Every student deserves a chance. They also deserve more chances after they screw up. It’s education after all and that takes trial and error. While sometimes our students create their own pattern of negative life choices it doesn’t mean we give up. District 75 is the unique district within all our districts supporting those students working to break out of their negative life patterns.
While working with the teachers it became clear that technology can solve many of the problems students and teachers face when the classroom isn’t always physically or socially/emotionally accessible. We worked through Google classroom not as a semester’s solution but as small bite size classes. 
Say you are a student no longer in the school environment you are familiar with, surrounded by teachers you don’t know and classwork you didn’t expect. At the same time you are dealing with something personal which may affect years of the rest of your life. I don’t think could not handle much school work in such a situation. Being shown a classroom of twenty uncompleted lessons is overwhelming. A view of a few days or a week or two of work is more reasonable. Those students starting over may also have a strong reaction to a mound of work assigned at once. Ultimately breaking up the assignments into chunks can provide a reasonable looking way to deliver content.

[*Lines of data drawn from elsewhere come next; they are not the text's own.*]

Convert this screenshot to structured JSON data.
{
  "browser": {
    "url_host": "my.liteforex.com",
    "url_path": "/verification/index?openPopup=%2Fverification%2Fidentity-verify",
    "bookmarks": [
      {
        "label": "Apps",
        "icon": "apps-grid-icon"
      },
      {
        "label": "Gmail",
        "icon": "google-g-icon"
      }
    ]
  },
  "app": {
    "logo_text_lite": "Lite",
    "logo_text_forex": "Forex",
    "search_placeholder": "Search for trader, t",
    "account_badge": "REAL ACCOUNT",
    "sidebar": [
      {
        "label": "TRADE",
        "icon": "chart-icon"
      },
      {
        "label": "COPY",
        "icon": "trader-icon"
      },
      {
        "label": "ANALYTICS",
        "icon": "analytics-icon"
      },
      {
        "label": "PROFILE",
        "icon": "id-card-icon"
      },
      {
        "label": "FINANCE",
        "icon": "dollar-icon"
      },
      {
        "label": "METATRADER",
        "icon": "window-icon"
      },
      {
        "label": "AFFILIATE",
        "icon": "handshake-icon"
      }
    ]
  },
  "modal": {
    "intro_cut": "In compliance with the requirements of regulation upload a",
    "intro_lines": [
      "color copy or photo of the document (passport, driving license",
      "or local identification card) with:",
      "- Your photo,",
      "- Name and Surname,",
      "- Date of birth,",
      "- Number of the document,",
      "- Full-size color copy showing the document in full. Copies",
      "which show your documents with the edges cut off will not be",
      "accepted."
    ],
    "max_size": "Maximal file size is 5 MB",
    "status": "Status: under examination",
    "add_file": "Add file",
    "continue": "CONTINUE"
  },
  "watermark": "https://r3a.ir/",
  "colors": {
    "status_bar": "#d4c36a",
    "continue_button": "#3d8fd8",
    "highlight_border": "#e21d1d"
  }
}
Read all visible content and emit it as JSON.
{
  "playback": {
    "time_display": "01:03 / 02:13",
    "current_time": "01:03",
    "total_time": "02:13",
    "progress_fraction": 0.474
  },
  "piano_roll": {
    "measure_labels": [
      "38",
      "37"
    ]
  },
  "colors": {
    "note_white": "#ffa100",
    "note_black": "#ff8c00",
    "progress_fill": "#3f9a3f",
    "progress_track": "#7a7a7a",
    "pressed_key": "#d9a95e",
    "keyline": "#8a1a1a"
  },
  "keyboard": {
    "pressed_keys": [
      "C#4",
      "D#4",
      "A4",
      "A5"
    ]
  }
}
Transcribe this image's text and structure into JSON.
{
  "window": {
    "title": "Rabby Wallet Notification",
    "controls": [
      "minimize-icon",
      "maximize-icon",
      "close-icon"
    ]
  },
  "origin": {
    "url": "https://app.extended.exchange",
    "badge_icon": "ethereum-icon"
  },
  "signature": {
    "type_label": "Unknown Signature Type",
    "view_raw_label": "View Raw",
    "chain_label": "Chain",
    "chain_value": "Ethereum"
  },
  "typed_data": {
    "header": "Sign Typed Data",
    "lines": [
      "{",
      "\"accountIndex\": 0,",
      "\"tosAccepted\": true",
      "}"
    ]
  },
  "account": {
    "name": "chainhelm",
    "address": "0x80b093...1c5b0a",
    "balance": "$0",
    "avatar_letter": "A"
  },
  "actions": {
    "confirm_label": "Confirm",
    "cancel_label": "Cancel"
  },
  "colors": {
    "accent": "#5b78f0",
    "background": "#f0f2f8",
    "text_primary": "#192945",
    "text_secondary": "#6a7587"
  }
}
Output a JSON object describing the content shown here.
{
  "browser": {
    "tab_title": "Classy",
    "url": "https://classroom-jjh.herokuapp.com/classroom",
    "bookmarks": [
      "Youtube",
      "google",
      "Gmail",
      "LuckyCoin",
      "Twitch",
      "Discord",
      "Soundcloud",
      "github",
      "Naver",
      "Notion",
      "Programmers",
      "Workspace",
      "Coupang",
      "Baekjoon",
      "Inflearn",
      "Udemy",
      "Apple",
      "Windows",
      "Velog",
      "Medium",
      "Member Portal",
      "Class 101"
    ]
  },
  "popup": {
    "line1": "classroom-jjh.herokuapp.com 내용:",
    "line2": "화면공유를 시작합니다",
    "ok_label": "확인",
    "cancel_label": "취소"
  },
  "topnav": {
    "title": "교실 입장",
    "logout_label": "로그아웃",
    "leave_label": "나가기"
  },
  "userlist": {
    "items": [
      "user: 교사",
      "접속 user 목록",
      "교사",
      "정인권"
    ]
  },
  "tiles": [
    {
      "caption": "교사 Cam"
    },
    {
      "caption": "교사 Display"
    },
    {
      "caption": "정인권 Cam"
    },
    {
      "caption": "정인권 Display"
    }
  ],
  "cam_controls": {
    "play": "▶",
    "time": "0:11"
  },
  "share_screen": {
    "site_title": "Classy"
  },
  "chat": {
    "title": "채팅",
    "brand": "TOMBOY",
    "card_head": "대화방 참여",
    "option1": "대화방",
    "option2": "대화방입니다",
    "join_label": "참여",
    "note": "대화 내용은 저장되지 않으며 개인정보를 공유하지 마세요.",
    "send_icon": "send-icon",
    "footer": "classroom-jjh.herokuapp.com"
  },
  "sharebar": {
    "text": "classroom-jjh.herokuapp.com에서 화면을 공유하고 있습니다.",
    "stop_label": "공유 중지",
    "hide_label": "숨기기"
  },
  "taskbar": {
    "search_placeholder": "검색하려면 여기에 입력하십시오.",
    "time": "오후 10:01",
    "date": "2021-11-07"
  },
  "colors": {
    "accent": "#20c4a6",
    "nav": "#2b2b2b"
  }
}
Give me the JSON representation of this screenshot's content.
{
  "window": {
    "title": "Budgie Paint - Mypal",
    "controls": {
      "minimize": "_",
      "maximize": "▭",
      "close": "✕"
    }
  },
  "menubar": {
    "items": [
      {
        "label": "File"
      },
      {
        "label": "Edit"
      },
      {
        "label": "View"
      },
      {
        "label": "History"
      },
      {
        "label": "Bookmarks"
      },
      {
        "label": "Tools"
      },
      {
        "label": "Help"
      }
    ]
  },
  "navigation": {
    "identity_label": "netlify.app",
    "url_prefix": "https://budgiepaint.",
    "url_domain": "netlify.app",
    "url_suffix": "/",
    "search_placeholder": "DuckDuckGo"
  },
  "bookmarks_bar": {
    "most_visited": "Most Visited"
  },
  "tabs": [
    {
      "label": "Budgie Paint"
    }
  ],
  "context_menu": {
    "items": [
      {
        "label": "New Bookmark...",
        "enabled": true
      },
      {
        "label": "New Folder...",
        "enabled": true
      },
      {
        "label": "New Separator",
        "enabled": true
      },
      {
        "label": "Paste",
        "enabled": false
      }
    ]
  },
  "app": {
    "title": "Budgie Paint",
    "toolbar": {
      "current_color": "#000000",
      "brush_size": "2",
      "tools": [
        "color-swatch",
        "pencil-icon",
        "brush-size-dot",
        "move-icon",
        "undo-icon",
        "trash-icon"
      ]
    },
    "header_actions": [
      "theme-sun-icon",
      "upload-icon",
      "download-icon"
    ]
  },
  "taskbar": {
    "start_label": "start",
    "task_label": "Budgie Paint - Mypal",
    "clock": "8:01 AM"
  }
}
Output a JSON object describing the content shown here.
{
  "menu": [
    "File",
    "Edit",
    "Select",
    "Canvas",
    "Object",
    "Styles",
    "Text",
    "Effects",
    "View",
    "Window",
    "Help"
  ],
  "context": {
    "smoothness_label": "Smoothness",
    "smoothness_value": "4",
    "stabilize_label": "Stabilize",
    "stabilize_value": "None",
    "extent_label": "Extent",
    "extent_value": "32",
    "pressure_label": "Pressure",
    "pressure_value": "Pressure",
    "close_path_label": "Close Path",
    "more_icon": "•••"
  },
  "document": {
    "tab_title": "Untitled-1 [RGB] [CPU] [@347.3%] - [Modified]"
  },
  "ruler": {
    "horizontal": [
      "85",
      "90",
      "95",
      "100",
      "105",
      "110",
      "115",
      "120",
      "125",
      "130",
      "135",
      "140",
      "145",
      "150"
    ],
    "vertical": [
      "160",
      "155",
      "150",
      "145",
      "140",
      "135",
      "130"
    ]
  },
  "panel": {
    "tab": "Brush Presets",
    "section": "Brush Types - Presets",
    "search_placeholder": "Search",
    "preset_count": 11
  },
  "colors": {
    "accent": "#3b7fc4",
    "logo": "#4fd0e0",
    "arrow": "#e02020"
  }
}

So why not design units of instruction as a class. Students enter and exit the classroom frequently and may be absent for longer than normal periods. While their lives drastically change around them they could use us as a constant to support them. While some students shift out of one “classroom”/unit others may remain and still others may join. 
So what do we need to support such a population? In my opinion, a way to deliver content in units to individual students. A GClass can be used to individually assign to students however this is a massive amount of work for the teacher. In using individual classrooms we can add students throughout the year. As they advance they can be shuffled to another GClass or to a GClass which may meet their needs. 
An index or clear learning pathway is also helpful to a struggling student. Create a Doc or Keep with an ordered path. Identify main assignments and secondary supporting understanding assignments. Copy the assignment links in classroom and link to the indexed items. This path can be used by students to navigate their education on an individual path. One thing was brought up by the team which I think can most help an itinerant population: Naming Conventions. If a student comes to class Wednesday they want to know what they need to complete from Monday and Tuesday. If we as teachers can be more cognizant of name our assignments with dates our students can better support their own education. If you are a teacher that excuses work based on the date you can better correlate attendance records. Students will know what is expected of them and be able to improve their success.